The symmetry check is the subtlest one. A cone is a rotationally symmetric object, so its footprint from above should be roughly square regardless of which direction the sensor is viewing it from. A thin wall or barrier may have a small footprint in one direction and a large one in the other — the normalized difference catches this. The threshold 0.4 allows for some asymmetry from partial occlusion without being so loose it passes elongated objects.

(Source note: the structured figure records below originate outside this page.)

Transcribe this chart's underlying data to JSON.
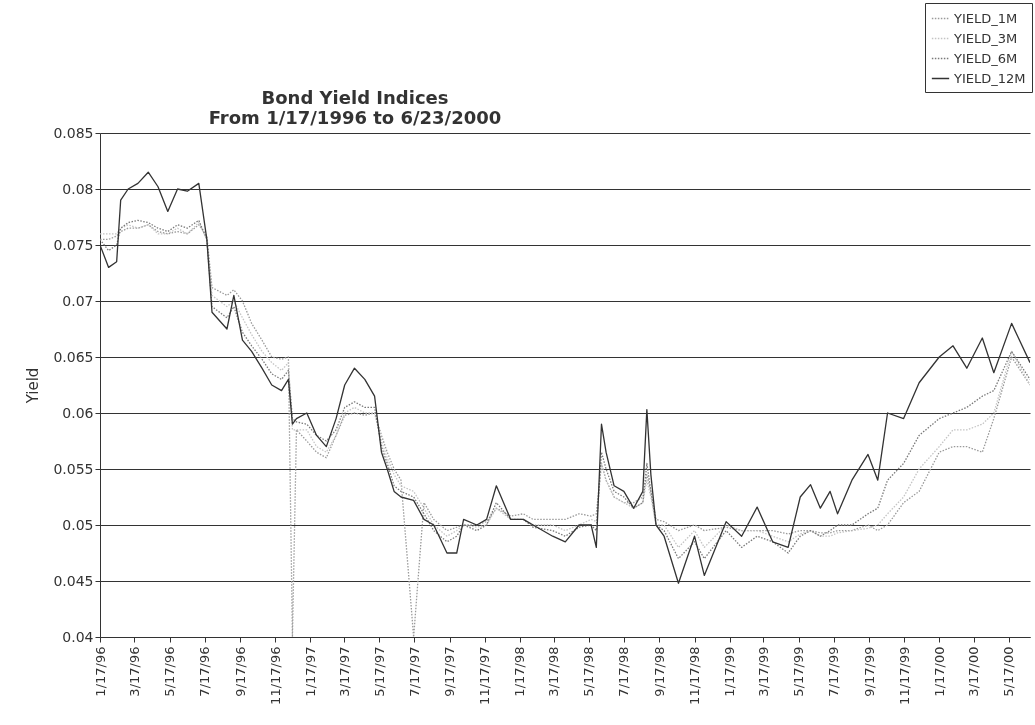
{
  "chart_data": {
    "type": "line",
    "title": "Bond Yield Indices",
    "subtitle": "From 1/17/1996 to 6/23/2000",
    "ylabel": "Yield",
    "x": [
      "1996-01-17",
      "1996-02-01",
      "1996-02-15",
      "1996-02-22",
      "1996-03-06",
      "1996-03-23",
      "1996-04-10",
      "1996-04-27",
      "1996-05-14",
      "1996-05-31",
      "1996-06-17",
      "1996-07-07",
      "1996-07-21",
      "1996-07-30",
      "1996-08-25",
      "1996-09-06",
      "1996-09-21",
      "1996-10-07",
      "1996-10-25",
      "1996-11-11",
      "1996-11-28",
      "1996-12-10",
      "1996-12-17",
      "1996-12-24",
      "1997-01-11",
      "1997-01-28",
      "1997-02-14",
      "1997-03-03",
      "1997-03-18",
      "1997-04-04",
      "1997-04-22",
      "1997-05-09",
      "1997-05-21",
      "1997-05-31",
      "1997-06-12",
      "1997-06-24",
      "1997-07-16",
      "1997-08-03",
      "1997-08-20",
      "1997-09-12",
      "1997-09-29",
      "1997-10-11",
      "1997-11-03",
      "1997-11-20",
      "1997-12-07",
      "1998-01-01",
      "1998-01-23",
      "1998-02-09",
      "1998-03-15",
      "1998-04-06",
      "1998-04-30",
      "1998-05-21",
      "1998-05-30",
      "1998-06-08",
      "1998-06-16",
      "1998-06-30",
      "1998-07-17",
      "1998-08-03",
      "1998-08-19",
      "1998-08-26",
      "1998-09-02",
      "1998-09-11",
      "1998-09-25",
      "1998-10-20",
      "1998-11-17",
      "1998-12-04",
      "1999-01-11",
      "1999-02-07",
      "1999-03-06",
      "1999-04-02",
      "1999-04-29",
      "1999-05-20",
      "1999-06-07",
      "1999-06-24",
      "1999-07-11",
      "1999-07-24",
      "1999-08-18",
      "1999-09-15",
      "1999-10-02",
      "1999-10-19",
      "1999-11-16",
      "1999-12-13",
      "2000-01-17",
      "2000-02-10",
      "2000-03-05",
      "2000-04-01",
      "2000-04-21",
      "2000-05-22",
      "2000-06-23"
    ],
    "series": [
      {
        "name": "YIELD_1M",
        "color": "#9a9a9a",
        "line_style": "dotted",
        "values": [
          0.0755,
          0.0755,
          0.0758,
          0.0762,
          0.0765,
          0.0765,
          0.0768,
          0.0762,
          0.076,
          0.0762,
          0.076,
          0.0768,
          0.0758,
          0.0712,
          0.0705,
          0.071,
          0.07,
          0.068,
          0.0665,
          0.065,
          0.0648,
          0.065,
          0.04,
          0.0585,
          0.0575,
          0.0565,
          0.056,
          0.058,
          0.0598,
          0.06,
          0.0598,
          0.06,
          0.058,
          0.0565,
          0.055,
          0.054,
          0.04,
          0.052,
          0.0505,
          0.0495,
          0.0498,
          0.05,
          0.05,
          0.0503,
          0.0515,
          0.0508,
          0.051,
          0.0505,
          0.0505,
          0.0505,
          0.051,
          0.0508,
          0.051,
          0.0555,
          0.054,
          0.0525,
          0.052,
          0.052,
          0.0525,
          0.0545,
          0.053,
          0.0505,
          0.0503,
          0.0495,
          0.05,
          0.0495,
          0.0498,
          0.0495,
          0.0495,
          0.0495,
          0.0492,
          0.0495,
          0.0495,
          0.0493,
          0.0493,
          0.0495,
          0.0495,
          0.05,
          0.0495,
          0.05,
          0.052,
          0.053,
          0.0565,
          0.057,
          0.057,
          0.0565,
          0.0595,
          0.065,
          0.0625
        ]
      },
      {
        "name": "YIELD_3M",
        "color": "#c4c4c4",
        "line_style": "dotted",
        "values": [
          0.076,
          0.076,
          0.076,
          0.0765,
          0.0768,
          0.0765,
          0.0768,
          0.076,
          0.076,
          0.0765,
          0.076,
          0.077,
          0.0755,
          0.0705,
          0.0695,
          0.07,
          0.0685,
          0.067,
          0.0655,
          0.0645,
          0.0638,
          0.0645,
          0.0585,
          0.0585,
          0.0585,
          0.057,
          0.0565,
          0.058,
          0.06,
          0.0605,
          0.06,
          0.06,
          0.0575,
          0.056,
          0.0545,
          0.0535,
          0.053,
          0.0515,
          0.05,
          0.049,
          0.0495,
          0.05,
          0.0498,
          0.05,
          0.0515,
          0.0505,
          0.0505,
          0.05,
          0.05,
          0.0495,
          0.05,
          0.0505,
          0.0503,
          0.0555,
          0.054,
          0.0525,
          0.052,
          0.0515,
          0.052,
          0.054,
          0.0525,
          0.05,
          0.05,
          0.048,
          0.0495,
          0.048,
          0.05,
          0.0495,
          0.0495,
          0.049,
          0.0485,
          0.0492,
          0.0495,
          0.049,
          0.049,
          0.0493,
          0.0495,
          0.0497,
          0.05,
          0.051,
          0.0525,
          0.055,
          0.057,
          0.0585,
          0.0585,
          0.059,
          0.06,
          0.0655,
          0.0625
        ]
      },
      {
        "name": "YIELD_6M",
        "color": "#7a7a7a",
        "line_style": "dotted",
        "values": [
          0.0755,
          0.0745,
          0.075,
          0.0765,
          0.077,
          0.0772,
          0.077,
          0.0765,
          0.0762,
          0.0768,
          0.0765,
          0.0772,
          0.0755,
          0.0695,
          0.0685,
          0.0695,
          0.0672,
          0.066,
          0.0648,
          0.0635,
          0.063,
          0.0638,
          0.0595,
          0.0592,
          0.059,
          0.058,
          0.0575,
          0.0585,
          0.0605,
          0.061,
          0.0605,
          0.0605,
          0.057,
          0.0555,
          0.0535,
          0.053,
          0.0525,
          0.051,
          0.0495,
          0.0485,
          0.049,
          0.05,
          0.0495,
          0.05,
          0.052,
          0.0505,
          0.0505,
          0.0498,
          0.0495,
          0.049,
          0.0498,
          0.05,
          0.0495,
          0.0565,
          0.055,
          0.053,
          0.0525,
          0.0515,
          0.052,
          0.0555,
          0.053,
          0.05,
          0.0495,
          0.047,
          0.0485,
          0.047,
          0.0495,
          0.048,
          0.049,
          0.0485,
          0.0475,
          0.049,
          0.0495,
          0.049,
          0.0495,
          0.05,
          0.05,
          0.051,
          0.0515,
          0.054,
          0.0555,
          0.058,
          0.0595,
          0.06,
          0.0605,
          0.0615,
          0.062,
          0.0655,
          0.063
        ]
      },
      {
        "name": "YIELD_12M",
        "color": "#333333",
        "line_style": "solid",
        "values": [
          0.075,
          0.073,
          0.0735,
          0.079,
          0.08,
          0.0805,
          0.0815,
          0.0802,
          0.078,
          0.08,
          0.0798,
          0.0805,
          0.0755,
          0.069,
          0.0675,
          0.0705,
          0.0665,
          0.0655,
          0.064,
          0.0625,
          0.062,
          0.063,
          0.059,
          0.0595,
          0.06,
          0.058,
          0.057,
          0.0595,
          0.0625,
          0.064,
          0.063,
          0.0615,
          0.0565,
          0.055,
          0.053,
          0.0525,
          0.0522,
          0.0505,
          0.05,
          0.0475,
          0.0475,
          0.0505,
          0.05,
          0.0505,
          0.0535,
          0.0505,
          0.0505,
          0.05,
          0.049,
          0.0485,
          0.05,
          0.05,
          0.048,
          0.059,
          0.0565,
          0.0535,
          0.053,
          0.0515,
          0.053,
          0.0603,
          0.0545,
          0.05,
          0.049,
          0.0448,
          0.049,
          0.0455,
          0.0503,
          0.049,
          0.0516,
          0.0485,
          0.048,
          0.0525,
          0.0536,
          0.0515,
          0.053,
          0.051,
          0.054,
          0.0563,
          0.054,
          0.06,
          0.0595,
          0.0627,
          0.065,
          0.066,
          0.064,
          0.0667,
          0.0636,
          0.068,
          0.0645
        ]
      }
    ],
    "xlim": [
      "1996-01-17",
      "2000-06-23"
    ],
    "xticks": [
      {
        "value": "1996-01-17",
        "label": "1/17/96"
      },
      {
        "value": "1996-03-17",
        "label": "3/17/96"
      },
      {
        "value": "1996-05-17",
        "label": "5/17/96"
      },
      {
        "value": "1996-07-17",
        "label": "7/17/96"
      },
      {
        "value": "1996-09-17",
        "label": "9/17/96"
      },
      {
        "value": "1996-11-17",
        "label": "11/17/96"
      },
      {
        "value": "1997-01-17",
        "label": "1/17/97"
      },
      {
        "value": "1997-03-17",
        "label": "3/17/97"
      },
      {
        "value": "1997-05-17",
        "label": "5/17/97"
      },
      {
        "value": "1997-07-17",
        "label": "7/17/97"
      },
      {
        "value": "1997-09-17",
        "label": "9/17/97"
      },
      {
        "value": "1997-11-17",
        "label": "11/17/97"
      },
      {
        "value": "1998-01-17",
        "label": "1/17/98"
      },
      {
        "value": "1998-03-17",
        "label": "3/17/98"
      },
      {
        "value": "1998-05-17",
        "label": "5/17/98"
      },
      {
        "value": "1998-07-17",
        "label": "7/17/98"
      },
      {
        "value": "1998-09-17",
        "label": "9/17/98"
      },
      {
        "value": "1998-11-17",
        "label": "11/17/98"
      },
      {
        "value": "1999-01-17",
        "label": "1/17/99"
      },
      {
        "value": "1999-03-17",
        "label": "3/17/99"
      },
      {
        "value": "1999-05-17",
        "label": "5/17/99"
      },
      {
        "value": "1999-07-17",
        "label": "7/17/99"
      },
      {
        "value": "1999-09-17",
        "label": "9/17/99"
      },
      {
        "value": "1999-11-17",
        "label": "11/17/99"
      },
      {
        "value": "2000-01-17",
        "label": "1/17/00"
      },
      {
        "value": "2000-03-17",
        "label": "3/17/00"
      },
      {
        "value": "2000-05-17",
        "label": "5/17/00"
      }
    ],
    "ylim": [
      0.04,
      0.085
    ],
    "yticks": [
      0.04,
      0.045,
      0.05,
      0.055,
      0.06,
      0.065,
      0.07,
      0.075,
      0.08,
      0.085
    ],
    "grid": "y",
    "legend": "top right"
  }
}
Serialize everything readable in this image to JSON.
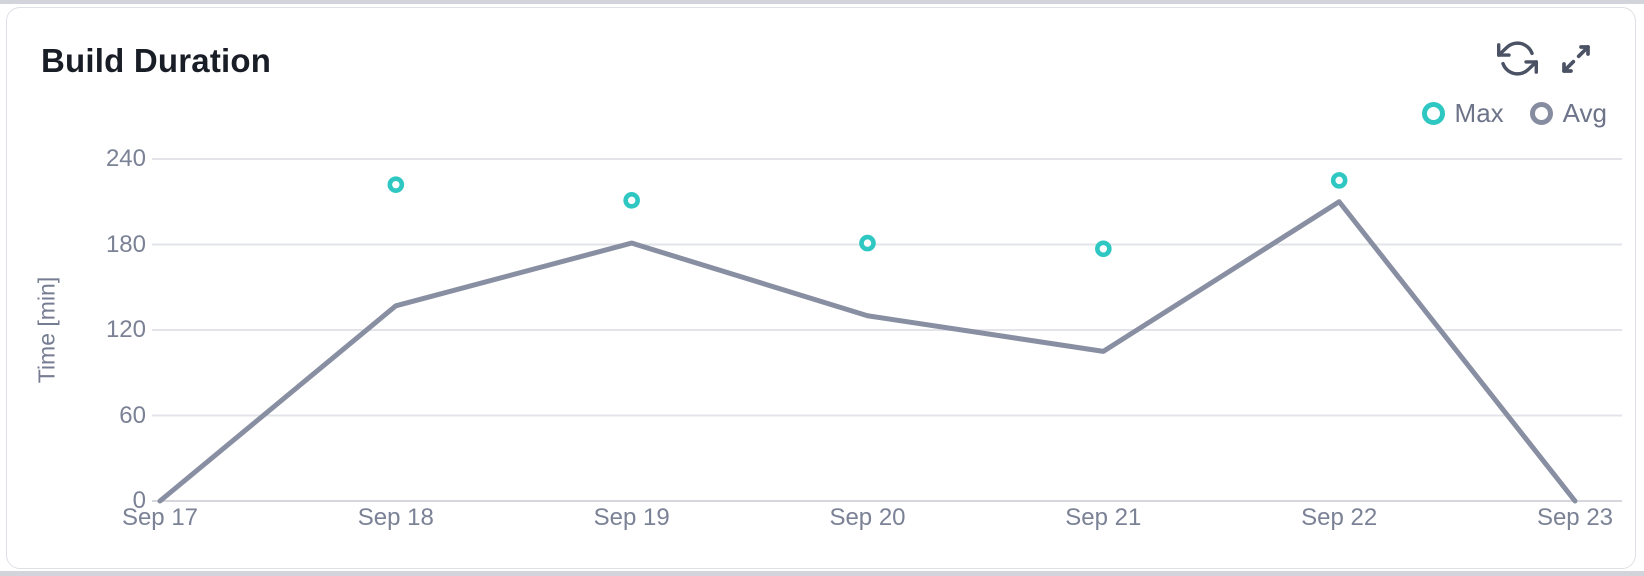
{
  "page": {
    "title": "Build Duration"
  },
  "toolbar": {
    "icons": [
      {
        "name": "refresh-icon"
      },
      {
        "name": "expand-icon"
      }
    ],
    "icon_color": "#4a5264"
  },
  "legend": [
    {
      "label": "Max",
      "color": "#2ec7c2"
    },
    {
      "label": "Avg",
      "color": "#878da0"
    }
  ],
  "chart_data": {
    "type": "line",
    "title": "Build Duration",
    "categories": [
      "Sep 17",
      "Sep 18",
      "Sep 19",
      "Sep 20",
      "Sep 21",
      "Sep 22",
      "Sep 23"
    ],
    "series": [
      {
        "name": "Max",
        "type": "scatter",
        "color": "#2ec7c2",
        "values": [
          null,
          222,
          211,
          181,
          177,
          225,
          null
        ]
      },
      {
        "name": "Avg",
        "type": "line",
        "color": "#898fa2",
        "values": [
          0,
          137,
          181,
          130,
          105,
          210,
          0
        ]
      }
    ],
    "xlabel": "",
    "ylabel": "Time [min]",
    "ylim": [
      0,
      240
    ],
    "yticks": [
      0,
      60,
      120,
      180,
      240
    ],
    "grid": true,
    "grid_color": "#e3e4e9",
    "baseline_color": "#d6d7dd",
    "legend_position": "top-right"
  }
}
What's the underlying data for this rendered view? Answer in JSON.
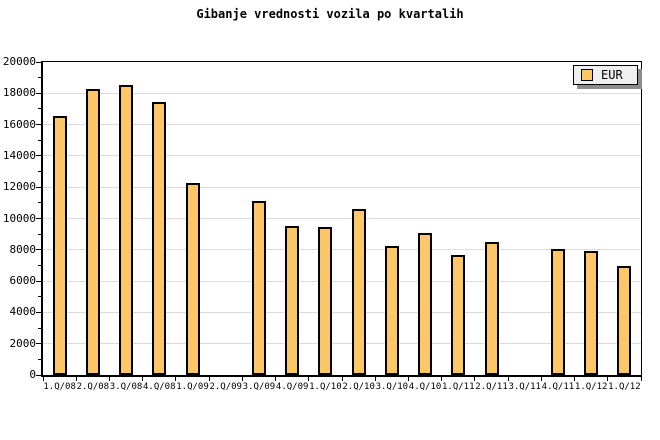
{
  "title": "Gibanje vrednosti vozila po kvartalih",
  "legend": {
    "label": "EUR",
    "position": "top-right"
  },
  "colors": {
    "background": "#FFFFFF",
    "bar_fill": "#FDC666",
    "bar_border": "#000000",
    "grid": "#DCDCDC",
    "axis": "#000000",
    "text": "#000000",
    "legend_bg": "#EFEFEF",
    "legend_shadow": "#8C8C8C"
  },
  "chart_data": {
    "type": "bar",
    "title": "Gibanje vrednosti vozila po kvartalih",
    "xlabel": "",
    "ylabel": "",
    "categories": [
      "1.Q/08",
      "2.Q/08",
      "3.Q/08",
      "4.Q/08",
      "1.Q/09",
      "2.Q/09",
      "3.Q/09",
      "4.Q/09",
      "1.Q/10",
      "2.Q/10",
      "3.Q/10",
      "4.Q/10",
      "1.Q/11",
      "2.Q/11",
      "3.Q/11",
      "4.Q/11",
      "1.Q/12",
      "1.Q/12"
    ],
    "series": [
      {
        "name": "EUR",
        "values": [
          16550,
          18250,
          18500,
          17450,
          12300,
          null,
          11100,
          9550,
          9450,
          10600,
          8250,
          9100,
          7700,
          8500,
          null,
          8050,
          7950,
          6950
        ]
      }
    ],
    "ylim": [
      0,
      20000
    ],
    "ytick_major": 2000,
    "ytick_minor": 1000,
    "yticklabels": [
      "0",
      "2000",
      "4000",
      "6000",
      "8000",
      "10000",
      "12000",
      "14000",
      "16000",
      "18000",
      "20000"
    ],
    "grid": "horizontal major gridlines on, vertical off",
    "legend_position": "top-right"
  }
}
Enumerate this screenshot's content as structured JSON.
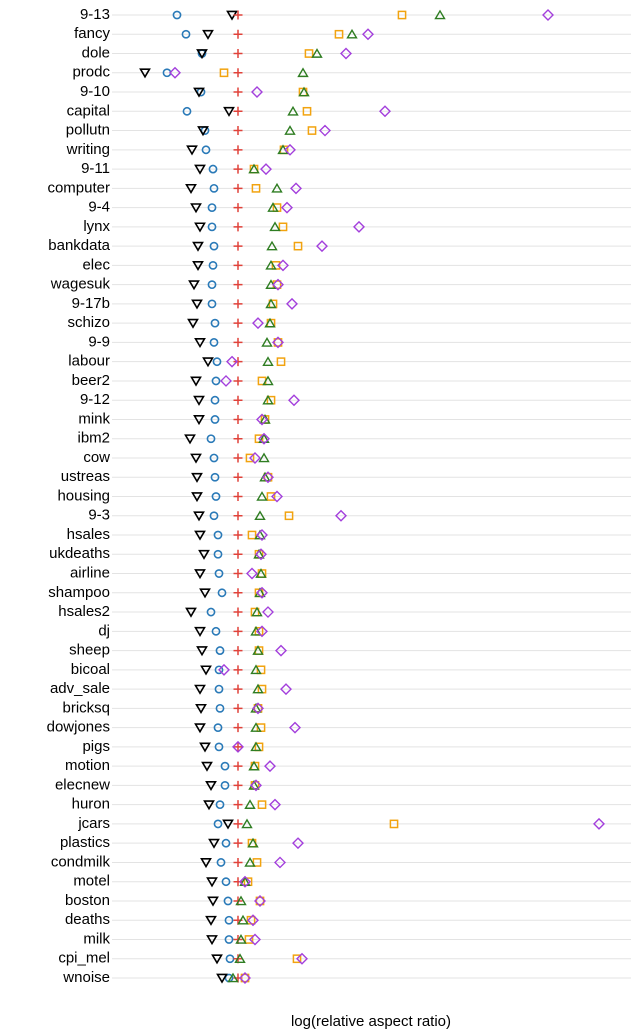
{
  "chart_data": {
    "type": "dotplot",
    "x_label": "log(relative aspect ratio)",
    "xlim": [
      -1.26,
      3.93
    ],
    "grid": true,
    "categories": [
      "9-13",
      "fancy",
      "dole",
      "prodc",
      "9-10",
      "capital",
      "pollutn",
      "writing",
      "9-11",
      "computer",
      "9-4",
      "lynx",
      "bankdata",
      "elec",
      "wagesuk",
      "9-17b",
      "schizo",
      "9-9",
      "labour",
      "beer2",
      "9-12",
      "mink",
      "ibm2",
      "cow",
      "ustreas",
      "housing",
      "9-3",
      "hsales",
      "ukdeaths",
      "airline",
      "shampoo",
      "hsales2",
      "dj",
      "sheep",
      "bicoal",
      "adv_sale",
      "bricksq",
      "dowjones",
      "pigs",
      "motion",
      "elecnew",
      "huron",
      "jcars",
      "plastics",
      "condmilk",
      "motel",
      "boston",
      "deaths",
      "milk",
      "cpi_mel",
      "wnoise"
    ],
    "series": [
      {
        "marker": "circle",
        "color": "#2a7ab8",
        "values": [
          -0.61,
          -0.52,
          -0.36,
          -0.71,
          -0.37,
          -0.51,
          -0.33,
          -0.32,
          -0.25,
          -0.24,
          -0.26,
          -0.26,
          -0.24,
          -0.25,
          -0.26,
          -0.26,
          -0.23,
          -0.24,
          -0.21,
          -0.22,
          -0.23,
          -0.23,
          -0.27,
          -0.24,
          -0.23,
          -0.22,
          -0.24,
          -0.2,
          -0.2,
          -0.19,
          -0.16,
          -0.27,
          -0.22,
          -0.18,
          -0.19,
          -0.19,
          -0.18,
          -0.2,
          -0.19,
          -0.13,
          -0.13,
          -0.18,
          -0.2,
          -0.12,
          -0.17,
          -0.12,
          -0.1,
          -0.09,
          -0.09,
          -0.08,
          -0.09
        ]
      },
      {
        "marker": "triangle-down",
        "color": "#000000",
        "values": [
          -0.06,
          -0.3,
          -0.36,
          -0.93,
          -0.39,
          -0.09,
          -0.35,
          -0.46,
          -0.38,
          -0.47,
          -0.42,
          -0.38,
          -0.4,
          -0.4,
          -0.44,
          -0.41,
          -0.45,
          -0.38,
          -0.3,
          -0.42,
          -0.39,
          -0.39,
          -0.48,
          -0.42,
          -0.41,
          -0.41,
          -0.39,
          -0.38,
          -0.34,
          -0.38,
          -0.33,
          -0.47,
          -0.38,
          -0.36,
          -0.32,
          -0.38,
          -0.37,
          -0.38,
          -0.33,
          -0.31,
          -0.27,
          -0.29,
          -0.1,
          -0.24,
          -0.32,
          -0.26,
          -0.25,
          -0.27,
          -0.26,
          -0.21,
          -0.16
        ]
      },
      {
        "marker": "plus",
        "color": "#e0423a",
        "values": [
          0,
          0,
          0,
          0,
          0,
          0,
          0,
          0,
          0,
          0,
          0,
          0,
          0,
          0,
          0,
          0,
          0,
          0,
          0,
          0,
          0,
          0,
          0,
          0,
          0,
          0,
          0,
          0,
          0,
          0,
          0,
          0,
          0,
          0,
          0,
          0,
          0,
          0,
          0,
          0,
          0,
          0,
          0,
          0,
          0,
          0,
          0,
          0,
          0,
          0,
          0
        ]
      },
      {
        "marker": "square",
        "color": "#f2a30f",
        "values": [
          1.64,
          1.01,
          0.71,
          -0.14,
          0.65,
          0.69,
          0.74,
          0.46,
          0.16,
          0.18,
          0.39,
          0.45,
          0.6,
          0.38,
          0.39,
          0.35,
          0.33,
          0.4,
          0.43,
          0.24,
          0.33,
          0.27,
          0.21,
          0.12,
          0.3,
          0.33,
          0.51,
          0.14,
          0.21,
          0.24,
          0.21,
          0.17,
          0.21,
          0.21,
          0.23,
          0.24,
          0.2,
          0.23,
          0.21,
          0.17,
          0.17,
          0.24,
          1.56,
          0.14,
          0.19,
          0.1,
          0.22,
          0.13,
          0.11,
          0.59,
          0.07
        ]
      },
      {
        "marker": "triangle-up",
        "color": "#2f7d22",
        "values": [
          2.02,
          1.14,
          0.79,
          0.65,
          0.66,
          0.55,
          0.52,
          0.45,
          0.16,
          0.39,
          0.35,
          0.37,
          0.34,
          0.33,
          0.33,
          0.33,
          0.32,
          0.29,
          0.3,
          0.3,
          0.3,
          0.27,
          0.26,
          0.26,
          0.27,
          0.24,
          0.22,
          0.22,
          0.21,
          0.23,
          0.22,
          0.19,
          0.18,
          0.2,
          0.18,
          0.2,
          0.18,
          0.18,
          0.18,
          0.16,
          0.16,
          0.12,
          0.09,
          0.15,
          0.12,
          0.07,
          0.03,
          0.05,
          0.03,
          0.02,
          -0.05
        ]
      },
      {
        "marker": "diamond",
        "color": "#a33fdc",
        "values": [
          3.1,
          1.3,
          1.08,
          -0.63,
          0.19,
          1.47,
          0.87,
          0.52,
          0.28,
          0.58,
          0.49,
          1.21,
          0.84,
          0.45,
          0.4,
          0.54,
          0.2,
          0.4,
          -0.06,
          -0.12,
          0.56,
          0.24,
          0.26,
          0.17,
          0.3,
          0.39,
          1.03,
          0.24,
          0.23,
          0.14,
          0.24,
          0.3,
          0.24,
          0.43,
          -0.14,
          0.48,
          0.2,
          0.57,
          0,
          0.32,
          0.18,
          0.37,
          3.61,
          0.6,
          0.42,
          0.07,
          0.22,
          0.15,
          0.17,
          0.64,
          0.07
        ]
      }
    ]
  }
}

A fourth optional check: compare the number of points in the upper and lower half of the cluster's height range. Because a cone tapers, the bottom half has more surface area and therefore more LiDAR returns than the top half. If n_lower < n_upper the shape is upside-down or not conical — reject.

The main failure mode is range. Beyond about 15 m, a cone returns only 1–3 points per frame. The height and width measurements become unreliable with so few samples. The symmetry check may pass or fail arbitrarily. At that range you need either a temporal map (accumulate observations across frames), a learning-based detector that was trained on sparse returns, or a higher-resolution sensor.

Why this pipeline works

Each stage does only as much work as necessary and hands off a much smaller problem to the next. Downsampling turns 200k points into 10k. Ground removal turns 10k into 2k. Clustering turns 2k points into ~15 candidate clusters. Classification turns 15 candidates into the handful that are cones. By the time we're doing geometry checks, we're operating on individual bounding boxes — not point clouds.

This matters for latency. The entire pipeline runs in under 10 ms on a laptop CPU, well within the 100 ms budget of a 10 Hz LiDAR. No GPU required. The k-d tree construction is the heaviest single step; the classifier is just arithmetic. The simplicity of the geometric model — three threshold comparisons — is also what makes it robust. There are no learned weights to overfit, no hyperparameters that degrade in new environments, no dependency on lighting or color.

The trade-off is that purely geometric methods have a hard ceiling on what they can detect. This pipeline works reliably up to about 12–15 m. Beyond that, the sparse returns require either denser sensors, multi-frame fusion, or a classifier that can reason about incomplete evidence — the territory of learning-based methods.